Je lui serrai la main en ami, et comme il ne quittait pas la mienne et me regardait avec un air singulier : — Ah çà ! si j’ai un conseil à vous donner, ajoutai-je, c’est de ne pas lui parler de ça. Nous arrangerons la chose sans qu’elle s’y attende, ni vous non plus, soyez tranquille ; ça me regarde.

— Ah ! c’est différent, dit-il, je ne savais pas… cela vaut mieux, en effet. D’ailleurs, les adieux ! les adieux ! cela affaiblit.

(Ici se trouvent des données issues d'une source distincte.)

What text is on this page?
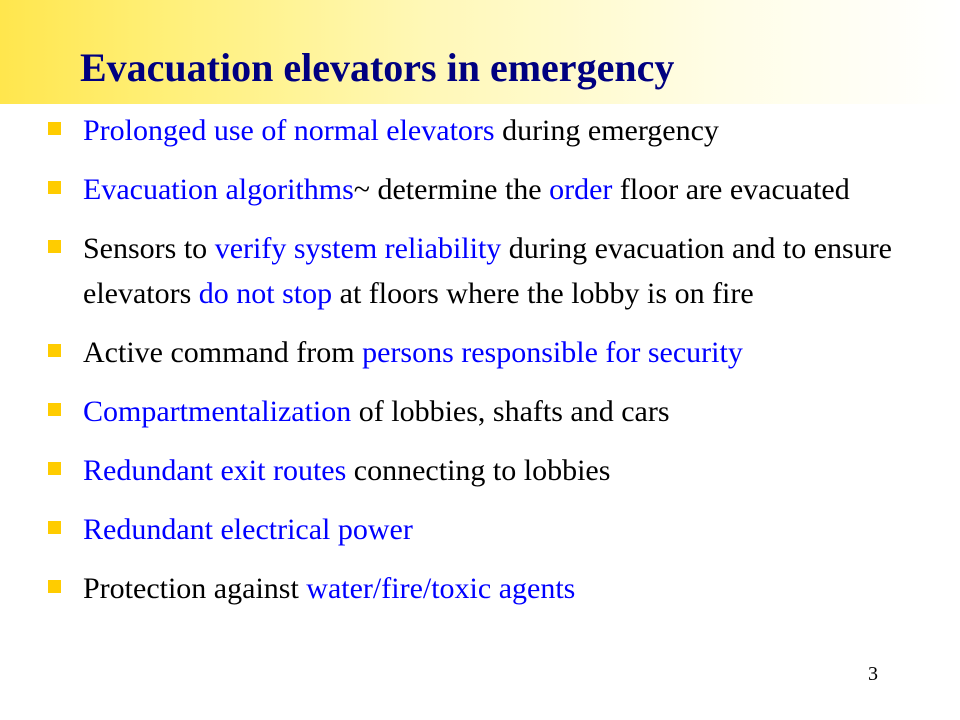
Evacuation elevators in emergency
Prolonged use of normal elevators during emergency
Evacuation algorithms~ determine the order floor are evacuated
Sensors to verify system reliability during evacuation and to ensure elevators do not stop at floors where the lobby is on fire
Active command from persons responsible for security
Compartmentalization of lobbies, shafts and cars
Redundant exit routes connecting to lobbies
Redundant electrical power
Protection against water/fire/toxic agents
3
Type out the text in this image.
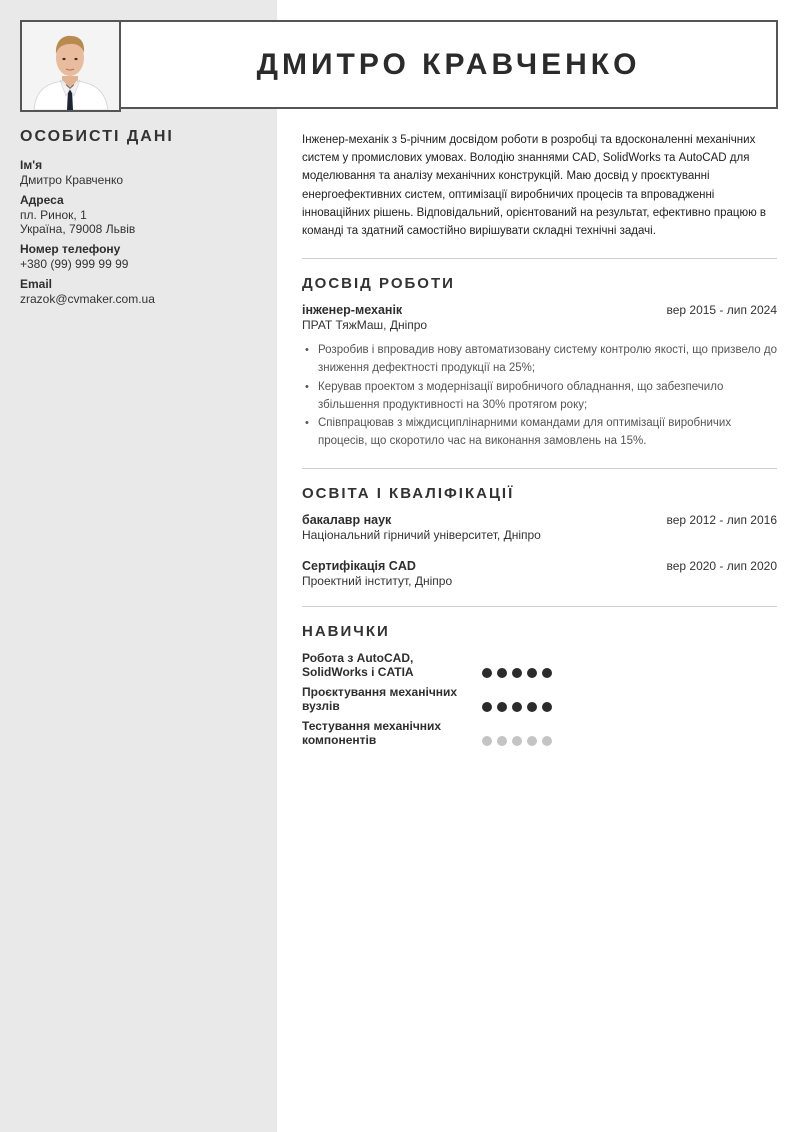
ДМИТРО КРАВЧЕНКО
ОСОБИСТІ ДАНІ
Ім'я
Дмитро Кравченко
Адреса
пл. Ринок, 1
Україна, 79008 Львів
Номер телефону
+380 (99) 999 99 99
Email
zrazok@cvmaker.com.ua

Інженер-механік з 5-річним досвідом роботи в розробці та вдосконаленні механічних систем у промислових умовах. Володію знаннями CAD, SolidWorks та AutoCAD для моделювання та аналізу механічних конструкцій. Маю досвід у проєктуванні енергоефективних систем, оптимізації виробничих процесів та впровадженні інноваційних рішень. Відповідальний, орієнтований на результат, ефективно працюю в команді та здатний самостійно вирішувати складні технічні задачі.

ДОСВІД РОБОТИ
інженер-механік	вер 2015 - лип 2024
ПРАТ ТяжМаш, Дніпро
• Розробив і впровадив нову автоматизовану систему контролю якості, що призвело до зниження дефектності продукції на 25%;
• Керував проектом з модернізації виробничого обладнання, що забезпечило збільшення продуктивності на 30% протягом року;
• Співпрацював з міждисциплінарними командами для оптимізації виробничих процесів, що скоротило час на виконання замовлень на 15%.
ОСВІТА І КВАЛІФІКАЦІЇ
бакалавр наук	вер 2012 - лип 2016
Національний гірничий університет, Дніпро
Сертифікація CAD	вер 2020 - лип 2020
Проектний інститут, Дніпро
НАВИЧКИ
Робота з AutoCAD,
SolidWorks і CATIA
Проєктування механічних
вузлів
Тестування механічних
компонентів
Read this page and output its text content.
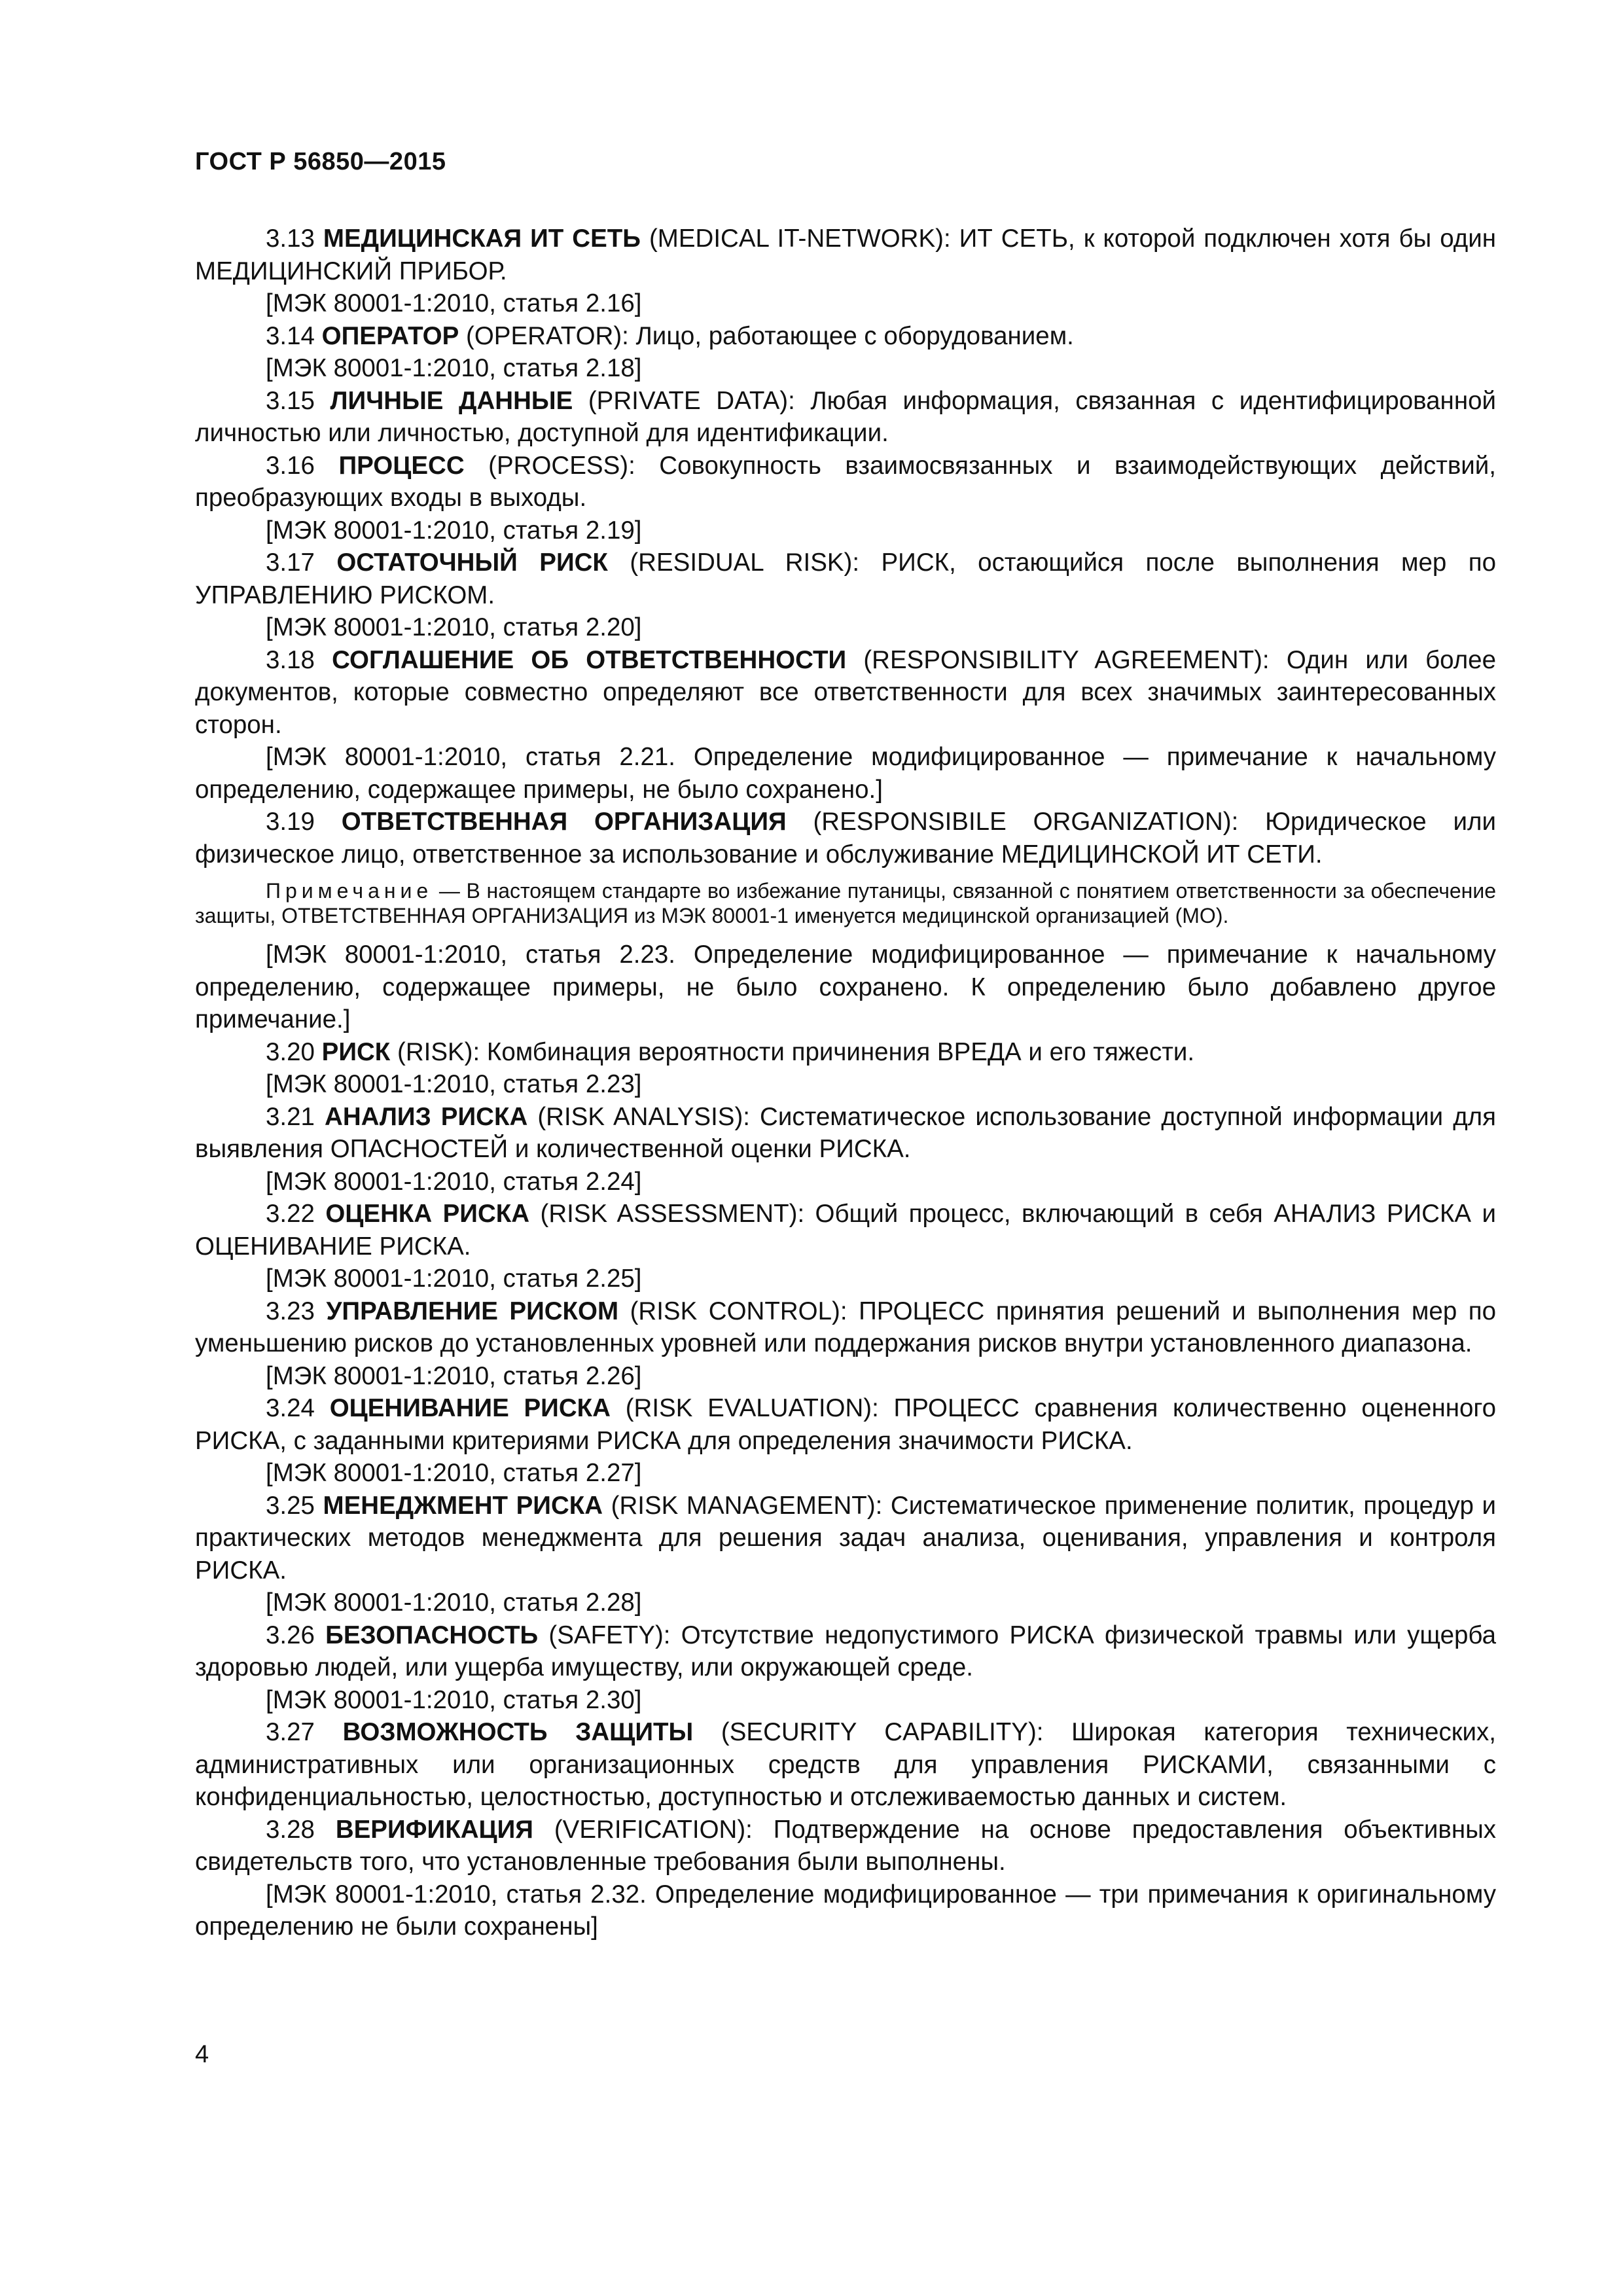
ГОСТ Р 56850—2015

3.13 МЕДИЦИНСКАЯ ИТ СЕТЬ (MEDICAL IT-NETWORK): ИТ СЕТЬ, к которой подключен хотя бы один МЕДИЦИНСКИЙ ПРИБОР.

[МЭК 80001-1:2010, статья 2.16]

3.14 ОПЕРАТОР (OPERATOR): Лицо, работающее с оборудованием.

[МЭК 80001-1:2010, статья 2.18]

3.15 ЛИЧНЫЕ ДАННЫЕ (PRIVATE DATA): Любая информация, связанная с идентифицированной личностью или личностью, доступной для идентификации.

3.16 ПРОЦЕСС (PROCESS): Совокупность взаимосвязанных и взаимодействующих действий, преобразующих входы в выходы.

[МЭК 80001-1:2010, статья 2.19]

3.17 ОСТАТОЧНЫЙ РИСК (RESIDUAL RISK): РИСК, остающийся после выполнения мер по УПРАВЛЕНИЮ РИСКОМ.

[МЭК 80001-1:2010, статья 2.20]

3.18 СОГЛАШЕНИЕ ОБ ОТВЕТСТВЕННОСТИ (RESPONSIBILITY AGREEMENT): Один или более документов, которые совместно определяют все ответственности для всех значимых заинтересованных сторон.

[МЭК 80001-1:2010, статья 2.21. Определение модифицированное — примечание к начальному определению, содержащее примеры, не было сохранено.]

3.19 ОТВЕТСТВЕННАЯ ОРГАНИЗАЦИЯ (RESPONSIBILE ORGANIZATION): Юридическое или физическое лицо, ответственное за использование и обслуживание МЕДИЦИНСКОЙ ИТ СЕТИ.

Примечание — В настоящем стандарте во избежание путаницы, связанной с понятием ответственности за обеспечение защиты, ОТВЕТСТВЕННАЯ ОРГАНИЗАЦИЯ из МЭК 80001-1 именуется медицинской организацией (МО).

[МЭК 80001-1:2010, статья 2.23. Определение модифицированное — примечание к начальному определению, содержащее примеры, не было сохранено. К определению было добавлено другое примечание.]

3.20 РИСК (RISK): Комбинация вероятности причинения ВРЕДА и его тяжести.

[МЭК 80001-1:2010, статья 2.23]

3.21 АНАЛИЗ РИСКА (RISK ANALYSIS): Систематическое использование доступной информации для выявления ОПАСНОСТЕЙ и количественной оценки РИСКА.

[МЭК 80001-1:2010, статья 2.24]

3.22 ОЦЕНКА РИСКА (RISK ASSESSMENT): Общий процесс, включающий в себя АНАЛИЗ РИСКА и ОЦЕНИВАНИЕ РИСКА.

[МЭК 80001-1:2010, статья 2.25]

3.23 УПРАВЛЕНИЕ РИСКОМ (RISK CONTROL): ПРОЦЕСС принятия решений и выполнения мер по уменьшению рисков до установленных уровней или поддержания рисков внутри установленного диапазона.

[МЭК 80001-1:2010, статья 2.26]

3.24 ОЦЕНИВАНИЕ РИСКА (RISK EVALUATION): ПРОЦЕСС сравнения количественно оцененного РИСКА, с заданными критериями РИСКА для определения значимости РИСКА.

[МЭК 80001-1:2010, статья 2.27]

3.25 МЕНЕДЖМЕНТ РИСКА (RISK MANAGEMENT): Систематическое применение политик, процедур и практических методов менеджмента для решения задач анализа, оценивания, управления и контроля РИСКА.

[МЭК 80001-1:2010, статья 2.28]

3.26 БЕЗОПАСНОСТЬ (SAFETY): Отсутствие недопустимого РИСКА физической травмы или ущерба здоровью людей, или ущерба имуществу, или окружающей среде.

[МЭК 80001-1:2010, статья 2.30]

3.27 ВОЗМОЖНОСТЬ ЗАЩИТЫ (SECURITY CAPABILITY): Широкая категория технических, административных или организационных средств для управления РИСКАМИ, связанными с конфиденциальностью, целостностью, доступностью и отслеживаемостью данных и систем.

3.28 ВЕРИФИКАЦИЯ (VERIFICATION): Подтверждение на основе предоставления объективных свидетельств того, что установленные требования были выполнены.

[МЭК 80001-1:2010, статья 2.32. Определение модифицированное — три примечания к оригинальному определению не были сохранены]

4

— Oui, oui, lui dis-je, ne soyez pas enfant, ça vaut mieux. Ne l’embrassez pas, mon ami, ne l’embrassez pas, si vous pouvez, ou vous êtes perdu.

Je lui donnai encore une bonne poignée de main et je le laissai aller. Oh ! c’était dur pour moi, tout cela.

Il me parut qu’il gardait, ma foi, bien le secret : car ils se promenèrent, bras dessus, bras dessous, pendant un quart d’heure, et ils revinrent au bord de l’eau, reprendre la corde et la robe qu’un de mes mousses avait repêchées.

La nuit vint tout à coup. C’était le moment que j’avais résolu de prendre. Mais ce moment a duré pour moi jusqu’au jour où nous sommes, et je le traînerai toute ma vie comme un boulet.